For taking the place of middleman, RainFin charges a fee equivalent to 3% of the value of every loan granted on its system. This is split between a 2% “origination fee” paid by the borrower and 1% charged to the lender.
In contrast, banks make their money from the difference between the interest rate charged to borrowers and the lower rate paid to depositors.
Any South African resident over 18 can borrow and lend through RainFin. After passing a “strict credit vetting process”, borrowers can apply in the marketplace for loans of between R1 000 and R75 000 with a maximum repayment period of one year.
Borrowers can specify the loan amount, the maximum interest they are willing to pay and the loan duration up to a year.
Emery says that strict vetting of borrowers is key to RainFin’s success. Thus, he estimates that 85% of applications will be declined. He hopes to create a “good pool of highly creditworthy individuals.”

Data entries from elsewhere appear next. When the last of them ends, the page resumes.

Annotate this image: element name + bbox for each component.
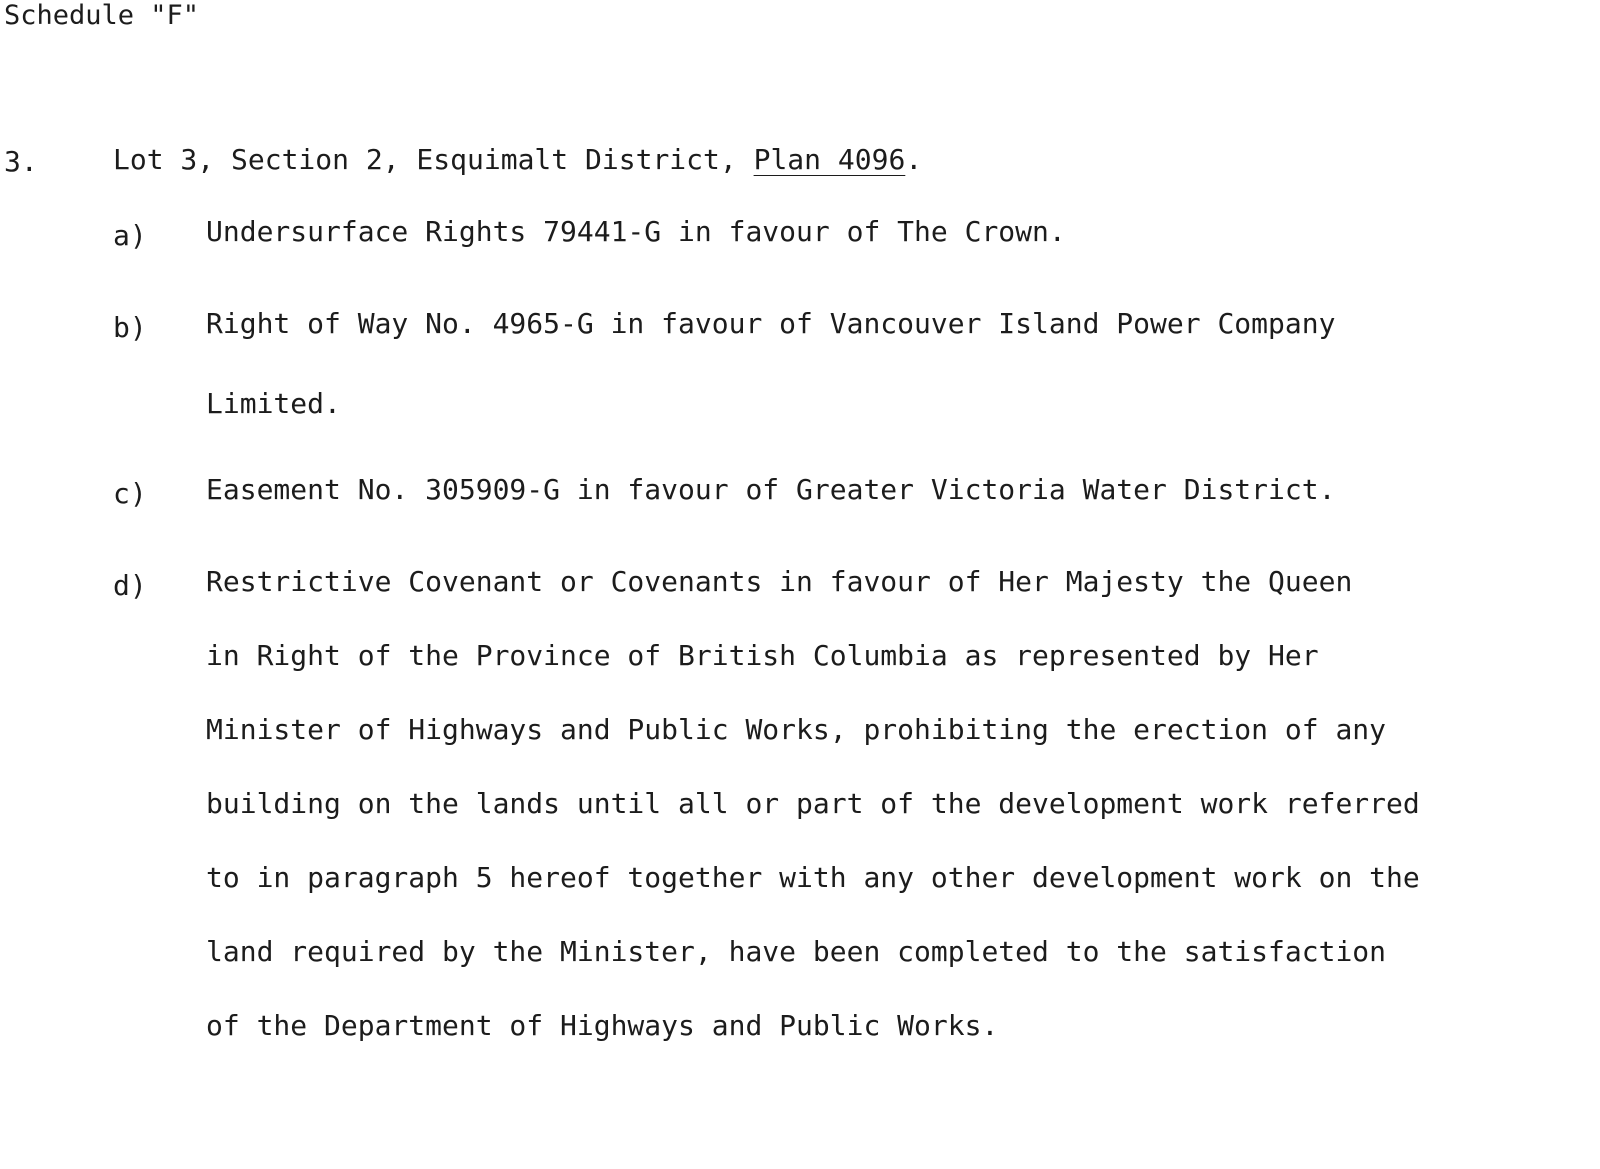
subitem-c-line-1: Easement No. 305909-G in favour of Greater Victoria Water District. [206, 473, 1336, 506]
subitem-d-label: d) [113, 569, 147, 602]
subitem-b-label: b) [113, 311, 147, 344]
subitem-d-line-4: building on the lands until all or part of the development work referred [206, 787, 1420, 820]
subitem-b-line-1: Right of Way No. 4965-G in favour of Vancouver Island Power Company [206, 307, 1336, 340]
subitem-a-label: a) [113, 219, 147, 252]
item-heading [113, 143, 923, 176]
subitem-c-label: c) [113, 477, 147, 510]
subitem-d-line-6: land required by the Minister, have been completed to the satisfaction [206, 935, 1387, 968]
subitem-d-line-2: in Right of the Province of British Columbia as represented by Her [206, 639, 1319, 672]
subitem-d-line-5: to in paragraph 5 hereof together with any other development work on the [206, 861, 1420, 894]
subitem-b-line-2: Limited. [206, 387, 341, 420]
subitem-d-line-3: Minister of Highways and Public Works, prohibiting the erection of any [206, 713, 1387, 746]
subitem-d-line-1: Restrictive Covenant or Covenants in favour of Her Majesty the Queen [206, 565, 1353, 598]
item-heading-text: Lot 3, Section 2, Esquimalt District, [113, 143, 737, 176]
subitem-a-line-1: Undersurface Rights 79441-G in favour of The Crown. [206, 215, 1066, 248]
schedule-title: Schedule "F" [4, 0, 200, 31]
plan-reference: Plan 4096 [753, 143, 906, 176]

RainFin’s system will start with unsecured loans. But it hopes to grow its offering to include secured loans such as mortgages and vehicle finance.
The National Credit Act stipulates that a lender does not need to register with the regulator, provided loans granted do not exceed R500 000 and the number of borrowers is not greater than 100. RainFin’s system enforces these limits.
Lenders can invest between R100 and R500 000 across a portfolio of loans on the RainFin platform.
Individual lenders can invest between R100 and R500 000 across a portfolio of RainFin loans.